YELLOWING DAYS
5. PASSING THROUGH
I was just passing, nearby,
And I detoured to show them.
"This is the village where I once lived," I said,
"In this cottage of still-standing stone, all
Of 30 years ago. I've not been back since.
It now looks, well, so small;
I can almost touch the sill of my bedroom window.
And can this be the wall where, with my ten-bob bat
I played the ball, to emulate my hero at the time,
Called "The New Boy" then,
As I glanced one off my legs for 4?"
Kingcups, hazel, and iris gold there were,
Not here now though, but familiar still,
Here, where I once played
Where the sign says "Quarry Road".
Now filled in and overgrown
With bungalows, built for newly-weds,
Walls newly white with plastic boards.
"I used to play here" I explain to a suspicious mum.
"All these were here when we moved in" she says,
"And we've lived here, oh, at least two years,
But we're moving soon. Nothing to do, the place is dead."
That must be Daisy. She and Cecil owned the farm.
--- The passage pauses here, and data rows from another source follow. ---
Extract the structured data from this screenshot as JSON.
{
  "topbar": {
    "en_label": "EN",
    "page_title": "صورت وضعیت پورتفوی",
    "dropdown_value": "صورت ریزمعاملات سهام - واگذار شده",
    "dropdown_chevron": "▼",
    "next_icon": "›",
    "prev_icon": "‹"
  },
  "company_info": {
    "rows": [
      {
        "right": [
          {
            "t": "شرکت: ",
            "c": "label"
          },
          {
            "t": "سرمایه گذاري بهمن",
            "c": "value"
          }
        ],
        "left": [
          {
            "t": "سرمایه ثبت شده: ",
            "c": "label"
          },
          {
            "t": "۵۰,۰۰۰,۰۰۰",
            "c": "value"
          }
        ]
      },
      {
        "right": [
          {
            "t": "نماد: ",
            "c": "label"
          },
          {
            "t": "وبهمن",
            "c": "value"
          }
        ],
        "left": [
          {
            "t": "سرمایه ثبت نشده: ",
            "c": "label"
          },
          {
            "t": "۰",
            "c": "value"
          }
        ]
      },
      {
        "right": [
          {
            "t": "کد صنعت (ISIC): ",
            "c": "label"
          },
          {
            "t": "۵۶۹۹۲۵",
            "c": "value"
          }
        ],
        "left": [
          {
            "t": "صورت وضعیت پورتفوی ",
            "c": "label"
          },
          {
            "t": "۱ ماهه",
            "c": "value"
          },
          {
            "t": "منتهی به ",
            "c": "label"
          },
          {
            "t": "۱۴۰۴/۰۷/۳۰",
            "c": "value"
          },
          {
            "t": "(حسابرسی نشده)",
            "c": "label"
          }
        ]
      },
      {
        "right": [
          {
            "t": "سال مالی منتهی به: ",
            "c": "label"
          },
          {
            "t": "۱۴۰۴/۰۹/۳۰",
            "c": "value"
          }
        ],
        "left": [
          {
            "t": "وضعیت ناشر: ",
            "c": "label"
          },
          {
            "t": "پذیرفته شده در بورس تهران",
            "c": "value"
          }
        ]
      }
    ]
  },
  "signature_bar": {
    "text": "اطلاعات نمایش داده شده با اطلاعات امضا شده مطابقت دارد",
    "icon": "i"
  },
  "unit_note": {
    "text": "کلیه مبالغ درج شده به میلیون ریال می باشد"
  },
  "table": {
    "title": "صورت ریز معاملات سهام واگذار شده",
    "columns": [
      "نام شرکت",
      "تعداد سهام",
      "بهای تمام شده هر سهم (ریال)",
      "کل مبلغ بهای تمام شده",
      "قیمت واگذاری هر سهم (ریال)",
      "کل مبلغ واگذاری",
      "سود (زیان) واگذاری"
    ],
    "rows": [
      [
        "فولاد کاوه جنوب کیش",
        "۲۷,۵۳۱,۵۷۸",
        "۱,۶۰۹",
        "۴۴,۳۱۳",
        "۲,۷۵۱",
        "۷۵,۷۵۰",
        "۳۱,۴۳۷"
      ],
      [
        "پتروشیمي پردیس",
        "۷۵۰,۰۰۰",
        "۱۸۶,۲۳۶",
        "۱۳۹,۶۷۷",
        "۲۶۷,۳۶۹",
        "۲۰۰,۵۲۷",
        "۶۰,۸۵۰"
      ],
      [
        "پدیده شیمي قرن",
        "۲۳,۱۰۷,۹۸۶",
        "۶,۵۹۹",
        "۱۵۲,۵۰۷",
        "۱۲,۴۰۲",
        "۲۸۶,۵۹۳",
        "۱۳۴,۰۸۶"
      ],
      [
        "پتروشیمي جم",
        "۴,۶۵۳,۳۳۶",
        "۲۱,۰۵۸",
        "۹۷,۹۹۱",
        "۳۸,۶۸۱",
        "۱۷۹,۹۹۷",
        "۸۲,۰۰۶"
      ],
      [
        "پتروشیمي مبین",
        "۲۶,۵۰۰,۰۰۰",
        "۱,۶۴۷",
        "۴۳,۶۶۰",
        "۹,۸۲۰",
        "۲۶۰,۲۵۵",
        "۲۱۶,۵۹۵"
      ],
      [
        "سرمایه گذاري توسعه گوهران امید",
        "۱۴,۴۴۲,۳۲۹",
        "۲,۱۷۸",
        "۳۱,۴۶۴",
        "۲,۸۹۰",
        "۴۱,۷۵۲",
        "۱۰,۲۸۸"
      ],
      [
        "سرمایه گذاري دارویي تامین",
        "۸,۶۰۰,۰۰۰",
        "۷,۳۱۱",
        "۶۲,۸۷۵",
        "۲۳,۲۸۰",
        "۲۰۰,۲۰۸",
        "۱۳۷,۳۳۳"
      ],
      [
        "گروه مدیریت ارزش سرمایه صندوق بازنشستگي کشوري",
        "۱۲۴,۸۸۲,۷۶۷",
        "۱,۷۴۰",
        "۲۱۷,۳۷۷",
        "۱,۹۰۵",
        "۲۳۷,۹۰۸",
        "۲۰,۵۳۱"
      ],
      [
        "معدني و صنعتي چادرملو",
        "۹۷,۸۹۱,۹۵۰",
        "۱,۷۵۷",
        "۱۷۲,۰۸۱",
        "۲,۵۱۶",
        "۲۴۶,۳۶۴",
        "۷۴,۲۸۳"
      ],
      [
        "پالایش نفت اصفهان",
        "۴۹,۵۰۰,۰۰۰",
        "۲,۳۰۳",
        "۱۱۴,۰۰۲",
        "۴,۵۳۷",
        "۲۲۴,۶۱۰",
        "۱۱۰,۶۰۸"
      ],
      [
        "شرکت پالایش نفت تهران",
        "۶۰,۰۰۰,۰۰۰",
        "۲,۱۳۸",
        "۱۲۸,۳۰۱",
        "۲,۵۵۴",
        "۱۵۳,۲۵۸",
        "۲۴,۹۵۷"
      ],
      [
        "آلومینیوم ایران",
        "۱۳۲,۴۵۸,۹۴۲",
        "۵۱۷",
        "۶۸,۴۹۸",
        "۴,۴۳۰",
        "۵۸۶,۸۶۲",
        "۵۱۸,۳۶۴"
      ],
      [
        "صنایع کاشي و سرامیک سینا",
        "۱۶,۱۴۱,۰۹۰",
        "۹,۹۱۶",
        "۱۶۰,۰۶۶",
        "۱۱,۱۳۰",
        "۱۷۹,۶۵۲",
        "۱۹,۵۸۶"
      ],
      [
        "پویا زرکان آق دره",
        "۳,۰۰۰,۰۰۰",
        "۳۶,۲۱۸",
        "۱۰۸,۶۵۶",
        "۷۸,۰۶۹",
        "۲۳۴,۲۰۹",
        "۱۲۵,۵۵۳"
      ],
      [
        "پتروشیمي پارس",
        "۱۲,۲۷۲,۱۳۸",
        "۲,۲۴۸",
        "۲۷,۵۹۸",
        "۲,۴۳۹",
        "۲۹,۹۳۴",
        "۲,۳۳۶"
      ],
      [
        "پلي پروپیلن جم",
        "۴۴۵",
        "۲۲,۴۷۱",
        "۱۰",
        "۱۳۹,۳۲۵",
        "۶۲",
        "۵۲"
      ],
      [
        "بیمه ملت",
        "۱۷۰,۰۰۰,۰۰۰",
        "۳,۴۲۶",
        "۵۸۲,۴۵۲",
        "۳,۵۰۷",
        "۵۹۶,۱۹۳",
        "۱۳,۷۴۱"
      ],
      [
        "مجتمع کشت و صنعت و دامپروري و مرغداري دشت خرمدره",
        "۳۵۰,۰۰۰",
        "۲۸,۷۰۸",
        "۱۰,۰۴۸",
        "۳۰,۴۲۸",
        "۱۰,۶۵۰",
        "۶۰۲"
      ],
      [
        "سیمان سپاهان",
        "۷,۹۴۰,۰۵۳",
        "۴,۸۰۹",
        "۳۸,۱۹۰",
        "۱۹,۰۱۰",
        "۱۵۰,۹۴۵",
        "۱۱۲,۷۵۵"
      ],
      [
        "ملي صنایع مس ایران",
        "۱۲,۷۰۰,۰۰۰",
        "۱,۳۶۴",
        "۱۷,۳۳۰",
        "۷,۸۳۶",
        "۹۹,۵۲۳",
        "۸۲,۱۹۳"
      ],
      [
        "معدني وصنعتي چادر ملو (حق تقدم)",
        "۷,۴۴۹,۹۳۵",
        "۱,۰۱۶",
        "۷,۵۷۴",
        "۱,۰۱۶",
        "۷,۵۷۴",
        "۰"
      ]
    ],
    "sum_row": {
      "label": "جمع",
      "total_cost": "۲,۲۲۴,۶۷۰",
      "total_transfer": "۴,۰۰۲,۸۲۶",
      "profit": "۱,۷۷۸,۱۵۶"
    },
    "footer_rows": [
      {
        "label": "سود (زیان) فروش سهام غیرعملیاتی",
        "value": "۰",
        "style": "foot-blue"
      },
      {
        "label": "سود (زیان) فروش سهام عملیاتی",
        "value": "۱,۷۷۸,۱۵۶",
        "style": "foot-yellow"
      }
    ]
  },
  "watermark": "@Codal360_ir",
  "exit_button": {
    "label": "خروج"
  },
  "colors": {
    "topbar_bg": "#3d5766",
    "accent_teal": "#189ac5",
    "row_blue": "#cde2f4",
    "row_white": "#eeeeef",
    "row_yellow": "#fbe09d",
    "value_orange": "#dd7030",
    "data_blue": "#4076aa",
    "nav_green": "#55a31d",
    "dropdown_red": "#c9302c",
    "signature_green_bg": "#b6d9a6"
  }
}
I'd recognise her by her chest, a wonder to behold
Even for a pre-pubescent 10 year old,
Now, alas, like autumn's swallows, long-gone south.
"Do you remember me......?"
Says she sold the farm when Cecil died.
Now sits behind a desk three days a week.
Tends phones instead, for the local village taxi firm.
Good Lord! There's Liz's Mum. Eighty, if she's a day.
"Do you remember me....?"
Says Liz moved away many years ago.
Married a potter. Had four kids.
Lives on Hayling Island I think she said.
But now I'm here, I see the rosy bubble's burst;
Time has leached the colour out.
Many of those I once knew have died, have moved away,
While some, like me, are just passing through.
So on the whole, a mistake I think, to think
The past remains quite as you remember it.
Better to let it live in memory where you can hold it
Year by year. No one will ever know.